Un film de Jim Mickle

Faire un film de genre à partir d'un film d'auteur

Dans une petite ville du fin fond des Etats-Unis, Emma Parker est atteinte d'un malaise et meure sur le coup. La famille Parker, composée du père, de ses deux filles et de son fils cadet, est sous le choc. Les deux adolescentes, Iris et Rose, se retrouvent contraintes à perpétuer une mystérieuse tradition de la famille à la place de leur mère, sous la pression autoritaire de leur père…

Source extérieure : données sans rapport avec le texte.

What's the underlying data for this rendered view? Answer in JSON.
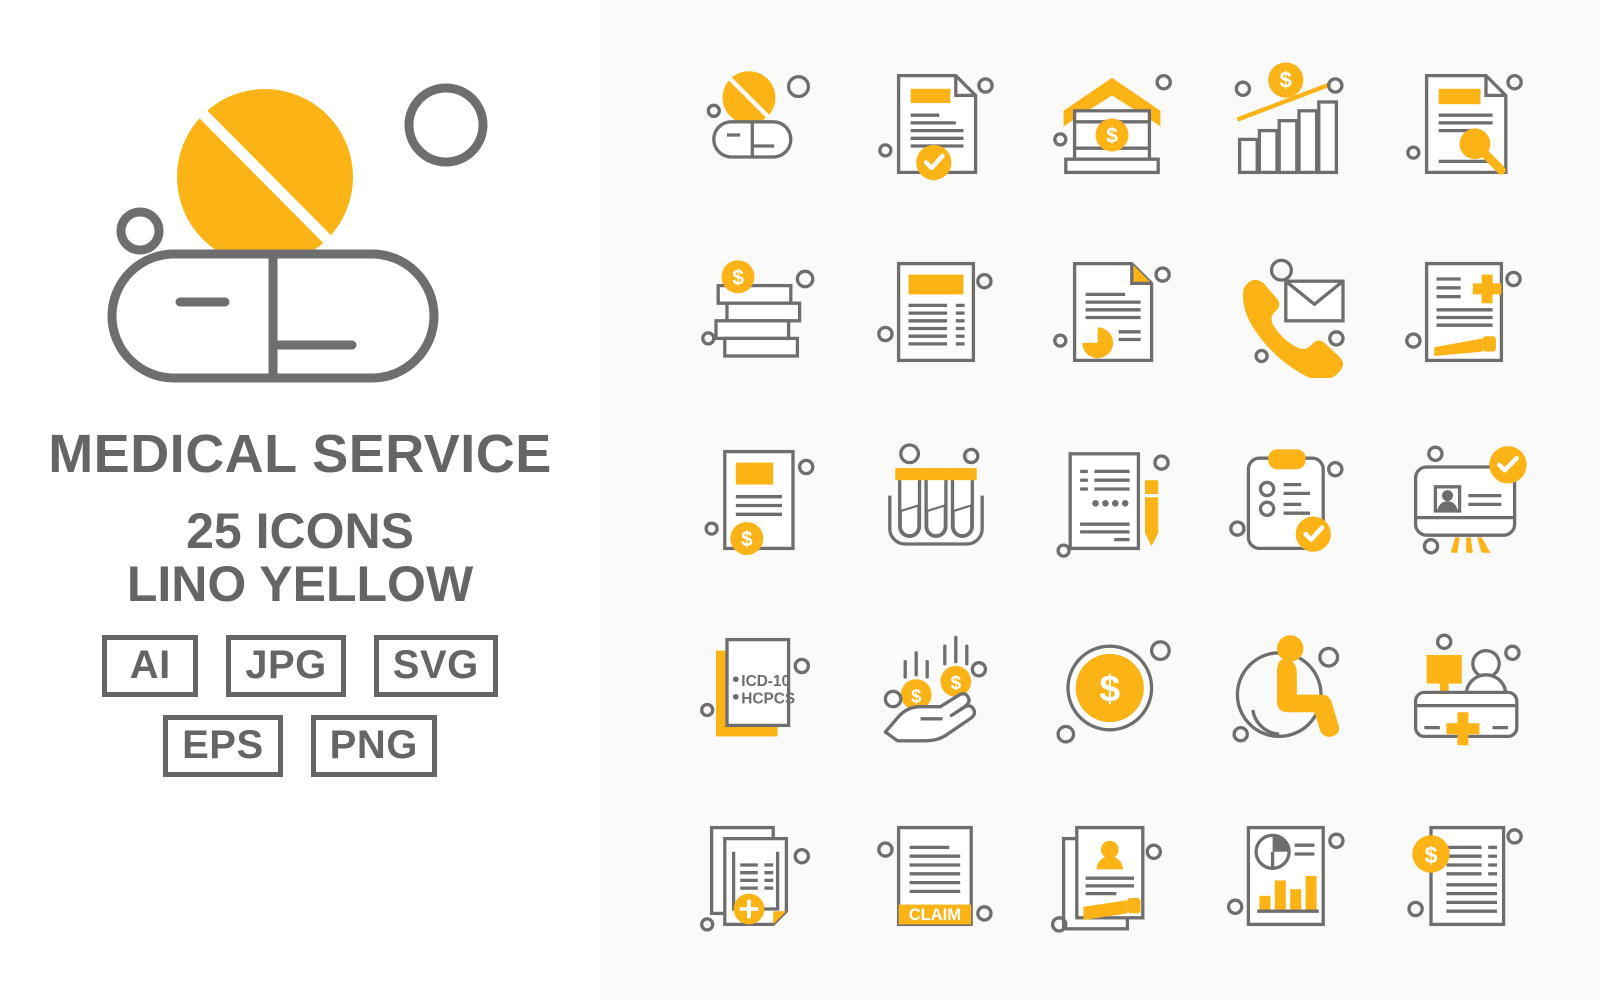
{
  "cover": {
    "title": "MEDICAL SERVICE",
    "count_line": "25 ICONS",
    "style_line": "LINO YELLOW",
    "formats_row1": [
      "AI",
      "JPG",
      "SVG"
    ],
    "formats_row2": [
      "EPS",
      "PNG"
    ],
    "logo_name": "pill-and-capsule-logo"
  },
  "colors": {
    "accent_yellow": "#FCB316",
    "stroke_gray": "#6E6E6E",
    "cover_background": "#FFFFFF",
    "grid_background": "#FAFAFA"
  },
  "grid": {
    "rows": 5,
    "columns": 5,
    "total_icons": 25,
    "icons": [
      {
        "index": 1,
        "name": "pill-medicine-icon",
        "label": "Medicine"
      },
      {
        "index": 2,
        "name": "approved-document-icon",
        "label": "Approved Document"
      },
      {
        "index": 3,
        "name": "bank-dollar-icon",
        "label": "Bank"
      },
      {
        "index": 4,
        "name": "growth-chart-dollar-icon",
        "label": "Revenue Growth"
      },
      {
        "index": 5,
        "name": "document-search-icon",
        "label": "Document Search"
      },
      {
        "index": 6,
        "name": "money-stack-coin-icon",
        "label": "Money Stack"
      },
      {
        "index": 7,
        "name": "invoice-document-icon",
        "label": "Invoice"
      },
      {
        "index": 8,
        "name": "pie-chart-report-icon",
        "label": "Report"
      },
      {
        "index": 9,
        "name": "phone-email-contact-icon",
        "label": "Contact"
      },
      {
        "index": 10,
        "name": "prescription-document-icon",
        "label": "Prescription"
      },
      {
        "index": 11,
        "name": "payment-document-dollar-icon",
        "label": "Payment Document"
      },
      {
        "index": 12,
        "name": "test-tubes-icon",
        "label": "Lab Test Tubes"
      },
      {
        "index": 13,
        "name": "form-with-pencil-icon",
        "label": "Form"
      },
      {
        "index": 14,
        "name": "checklist-clipboard-icon",
        "label": "Checklist"
      },
      {
        "index": 15,
        "name": "id-verification-card-icon",
        "label": "ID Verification"
      },
      {
        "index": 16,
        "name": "medical-coding-icon",
        "label": "Medical Coding",
        "text_lines": [
          "ICD-10",
          "HCPCS"
        ]
      },
      {
        "index": 17,
        "name": "hand-receiving-coins-icon",
        "label": "Payout"
      },
      {
        "index": 18,
        "name": "dollar-coin-icon",
        "label": "Dollar Coin"
      },
      {
        "index": 19,
        "name": "wheelchair-accessibility-icon",
        "label": "Accessibility"
      },
      {
        "index": 20,
        "name": "reception-desk-icon",
        "label": "Reception Desk"
      },
      {
        "index": 21,
        "name": "medical-records-plus-icon",
        "label": "Medical Records"
      },
      {
        "index": 22,
        "name": "insurance-claim-form-icon",
        "label": "Claim Form",
        "text_lines": [
          "CLAIM"
        ]
      },
      {
        "index": 23,
        "name": "patient-record-pencil-icon",
        "label": "Patient Record"
      },
      {
        "index": 24,
        "name": "analytics-report-icon",
        "label": "Analytics Report"
      },
      {
        "index": 25,
        "name": "billing-statement-dollar-icon",
        "label": "Billing Statement"
      }
    ]
  }
}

Présenté en sélection à la Quinzaine des réalisateurs 2013, "We Are What We Are" est le remake américain de "Ne nous jugez pas", lui-même présenté dans la même sélection trois ans plus tôt. C'est Jim Mickle, déjà bien rôdé aux films d'horreur notamment avec son très bon "Stake Land", qui s'est chargé d'adapter ce film mexicain bien ancré dans un environnement sud-américain. Le réalisateur originaire de Pennsylvanie ne décide pas pour autant de faire un copier-coller de l'original. Même s'il reprend l'histoire de cette famille cannibale dans ses grandes lignes, "We Are What We Are" est foncièrement différent de du film de Jorge Michel Grau.

"Ne nous jugez pas" avait une fibre de film d'auteur social dans laquelle arrivait soudainement du gore burlesque. En changeant le contexte (la famille ne se nourrit plus de chair humaine à cause d'une pénurie de viande ou de la pauvreté mais en raison d'une obscure tradition familiale dont on se demande comment elle a réussie à traverser les générations), Jim Mickle retire tout le sel qu'avait l'œuvre originale pour se concentrer sur une ambiance thriller/horreur digne des classiques du genre. La photographie poisseuse est soignée et le travail sonore se marie impeccablement bien avec l'ambiance morbide que construit Mickle. Le film perd donc en profondeur pour se rattraper sur la forme. Seulement, là où le mexicain signait un film jonglant avec le film d'auteur à portée sociale, le burlesque et le gore, Jim Mickle ne se concentre que sur un seul genre et rend son film bien moins audacieux que l'original.

Malgré une invocation mystique à la tradition qui laisse dubitative sur sa raison d'être, l'ensemble tient tout de même la route grâce à une mise en scène maîtrisée et à ses actrices Ambyr Childers et Julia Garner plutôt convaincantes. On regrettera que le personnage du père autoritaire et obtus verse allègrement dans le caricatural. Il est également dommage que Jim Mickle abandonne les éléments les plus intéressants de l'œuvre originale mais conserve en revanche ses faiblesses. Ainsi, la scène finale dont le ridicule était dilué dans l'expérience burlesque que proposait Jorge Michel Grau se révèle ici inappropriée et même en contradiction avec les répulsions de ses personnages.